Session Highlight: Introduction to Azure Information Protection
By John Moran
It’s Aidan Finn from MicroWarehouse again, and this time I’m going to talk about securing a critical asset – your data. One of the reasons that GDPR exists is because companies weren’t doing a good job at securing personally identifiable information (personal data). There was (and still is) a constant run of stories about unencrypted laptops being lost/stolen or unencrypted credit card details being hacked – and thousands of people are being affected. What is happening is that modern threats are completely bypassing security approaches from the 1990s.

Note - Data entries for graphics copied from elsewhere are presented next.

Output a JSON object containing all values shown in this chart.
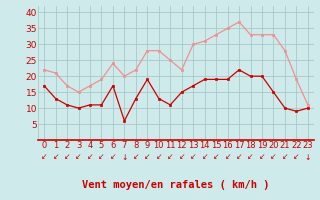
{
  "hours": [
    0,
    1,
    2,
    3,
    4,
    5,
    6,
    7,
    8,
    9,
    10,
    11,
    12,
    13,
    14,
    15,
    16,
    17,
    18,
    19,
    20,
    21,
    22,
    23
  ],
  "wind_mean": [
    17,
    13,
    11,
    10,
    11,
    11,
    17,
    6,
    13,
    19,
    13,
    11,
    15,
    17,
    19,
    19,
    19,
    22,
    20,
    20,
    15,
    10,
    9,
    10
  ],
  "wind_gust": [
    22,
    21,
    17,
    15,
    17,
    19,
    24,
    20,
    22,
    28,
    28,
    25,
    22,
    30,
    31,
    33,
    35,
    37,
    33,
    33,
    33,
    28,
    19,
    11
  ],
  "bg_color": "#ceeaea",
  "grid_color": "#a8c8c8",
  "mean_color": "#cc0000",
  "gust_color": "#f09090",
  "xlabel": "Vent moyen/en rafales ( km/h )",
  "xlabel_color": "#cc0000",
  "tick_color": "#cc0000",
  "arrow_color": "#cc0000",
  "ylim": [
    0,
    42
  ],
  "yticks": [
    5,
    10,
    15,
    20,
    25,
    30,
    35,
    40
  ],
  "ytick_labels": [
    "5",
    "10",
    "15",
    "20",
    "25",
    "30",
    "35",
    "40"
  ],
  "axis_fontsize": 6.5,
  "label_fontsize": 7.5,
  "marker_size": 2.0,
  "line_width": 0.9,
  "arrow_chars": [
    "↙",
    "↙",
    "↙",
    "↙",
    "↙",
    "↙",
    "↙",
    "↓",
    "↙",
    "↙",
    "↙",
    "↙",
    "↙",
    "↙",
    "↙",
    "↙",
    "↙",
    "↙",
    "↙",
    "↙",
    "↙",
    "↙",
    "↙",
    "↓"
  ]
}
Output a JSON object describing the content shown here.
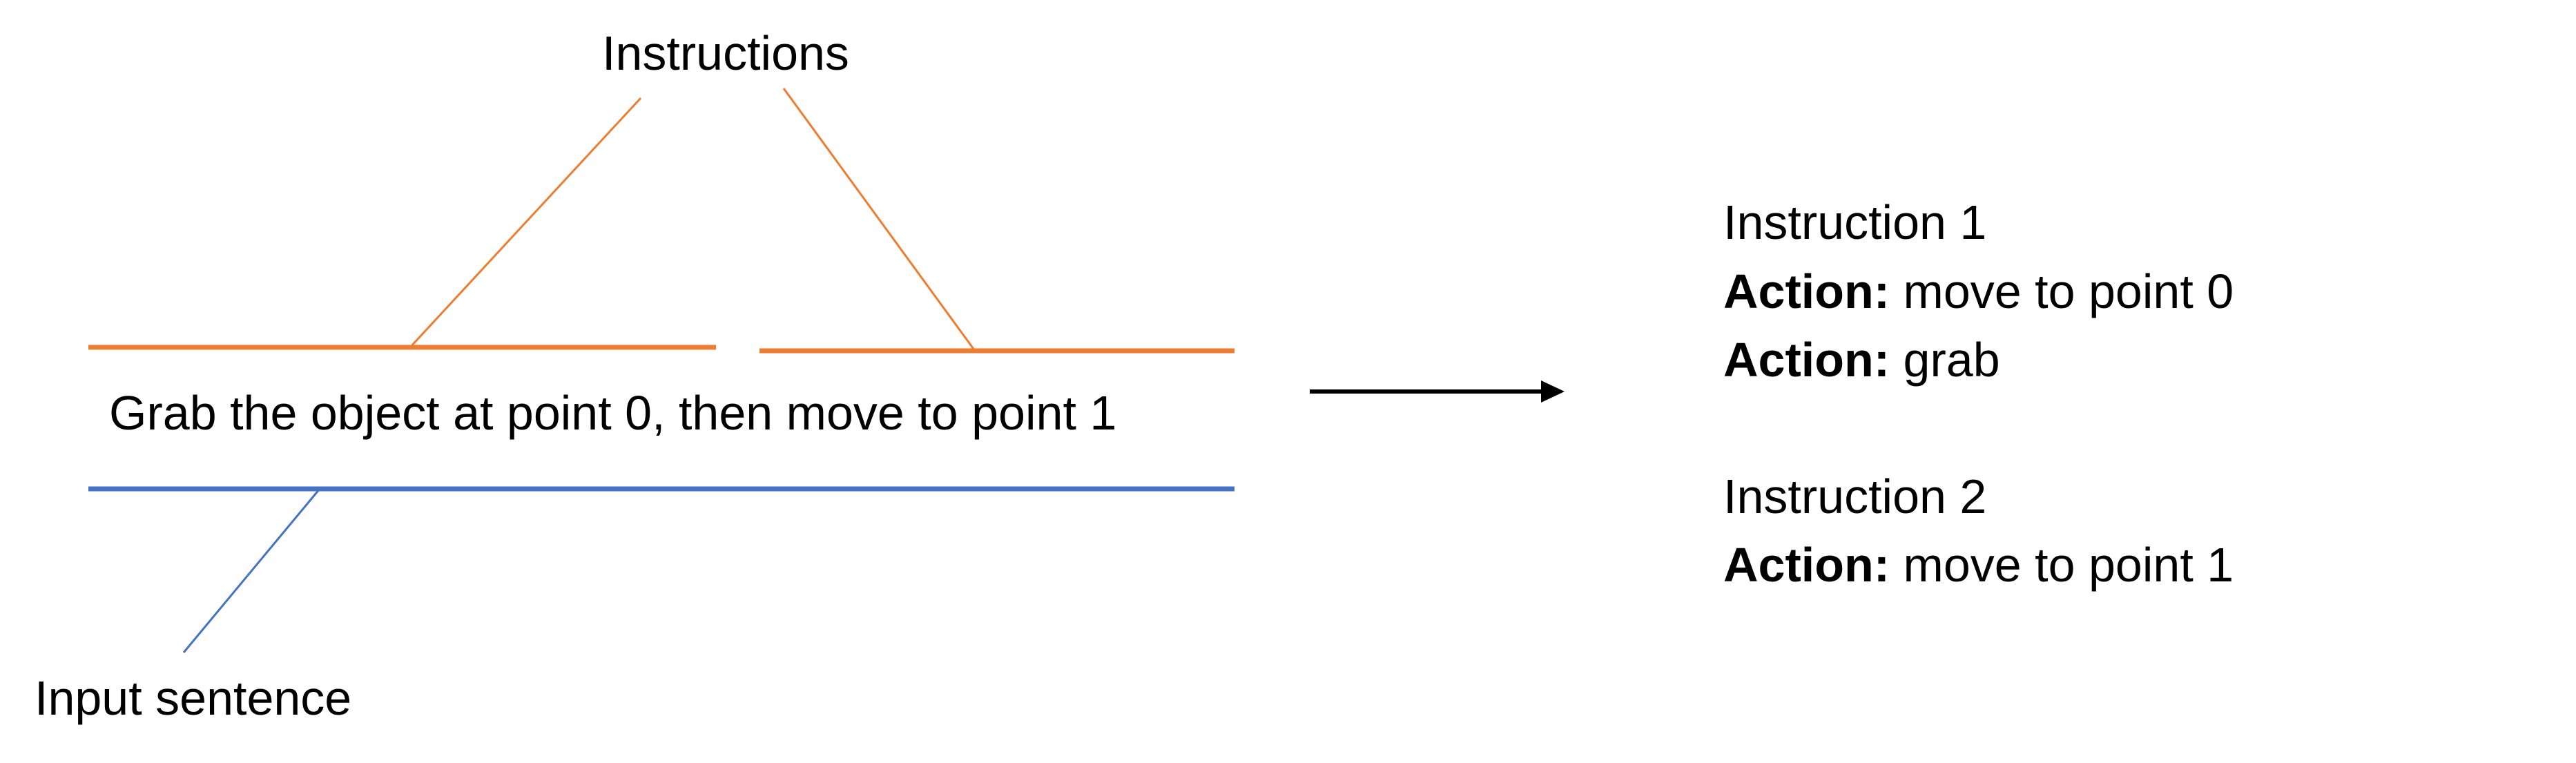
{
  "diagram": {
    "instructions_label": "Instructions",
    "input_sentence_label": "Input sentence",
    "sentence": "Grab the object at point 0, then move to point 1",
    "output": {
      "instruction_1": {
        "title": "Instruction 1",
        "actions": [
          {
            "key": "Action:",
            "value": " move to point 0"
          },
          {
            "key": "Action:",
            "value": " grab"
          }
        ]
      },
      "instruction_2": {
        "title": "Instruction 2",
        "actions": [
          {
            "key": "Action:",
            "value": " move to point 1"
          }
        ]
      }
    },
    "colors": {
      "instruction_bracket": "#ED7D31",
      "input_bracket": "#4472C4",
      "arrow": "#000000"
    }
  }
}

For example, a disk in a laptop might or might not be a company asset, but what the company should care about is the data that might be stored on the disk. If an employee uses their personal laptop to download and use company data, then there’s a probability that the disk is not encrypted. You can have all the rules in the world, and have policies documented in company handbooks, but data is like water; water always finds a way to leak, and data will too. But what if the only people who could open/read the file or email were those who were authorised to, no matter where that file or email went?
Azure Information Protection (AIP), which used to be called Azure Rights Management Services, provides a solution where you can encrypt your files or emails, and you control who can open them and what they could do with them. For example, a pharmaceuticals company could secure prices files so only their sales people could open them. If a sales person handed in their notice, they might be able to send the price files to their email address with the new employer, but once their user account with the old employer is disabled, they will no longer be able to open the files. Or perhaps a sales person could email a price estimate to a customer and put a control on the email, so it could not be printed or forwarded to a competitor. AIP allows you to do these kinds of things using policy templates that can be applied to a document or an email and share the information with any recipient inside or outside of the company – even people that aren’t cloud customers of Microsoft. You can see why interest in AIP has spiked since GDPR came into force last May.
To explain Azure Information Protection and what it can do to secure your data, we have Alexander Solaat Rødland, a Microsoft Valuable Professional, who speaks at many events in Europe and further afield.
Alexander Solaat Rødland
ITpro, MVP, MODE and Technology advisor
The way out of trouble is never as simple as the way in
Schrödinger’s Code – Code that has been written, but not tested, and is in a state of neither working nor failing until it is observed.
Besides my activity for ten years as a journalist and product manager for the Norwegian IT- Magazine ITpro.no, I have also managed to acquired two certificate of completed apprenticeship within electronics and ICT.
As of fall 2015 I have completed a bachelor degree in information science (BASV-INFO), and spring 2018 I completed my degree in Work- and organizational psychology at the University of Bergen, combined they focus on software development and motivational- and organization psychology. In my daytime job at Innofactor I focus on user experience and the interrelationship of humans, computers and implementation of new technology to peoples life.
I have been awarded with the MVP since 2014 and MODE (Microsoft OneDrive Expert) since 2017.
I have been a frequent speaker at various local seminars, TechDays Sweden, at Nordic Infrastructure Conference (NIC) and Ignite.
It’s critical that IT pros and IT security officers reconsider how they secure data. Disk encryption just isn’t the way – the data itself must be secured. If you attend this session at Cloud Camp 2018 you will learn how Azure Information Protection provides this level of granular security for files and emails on the device and server.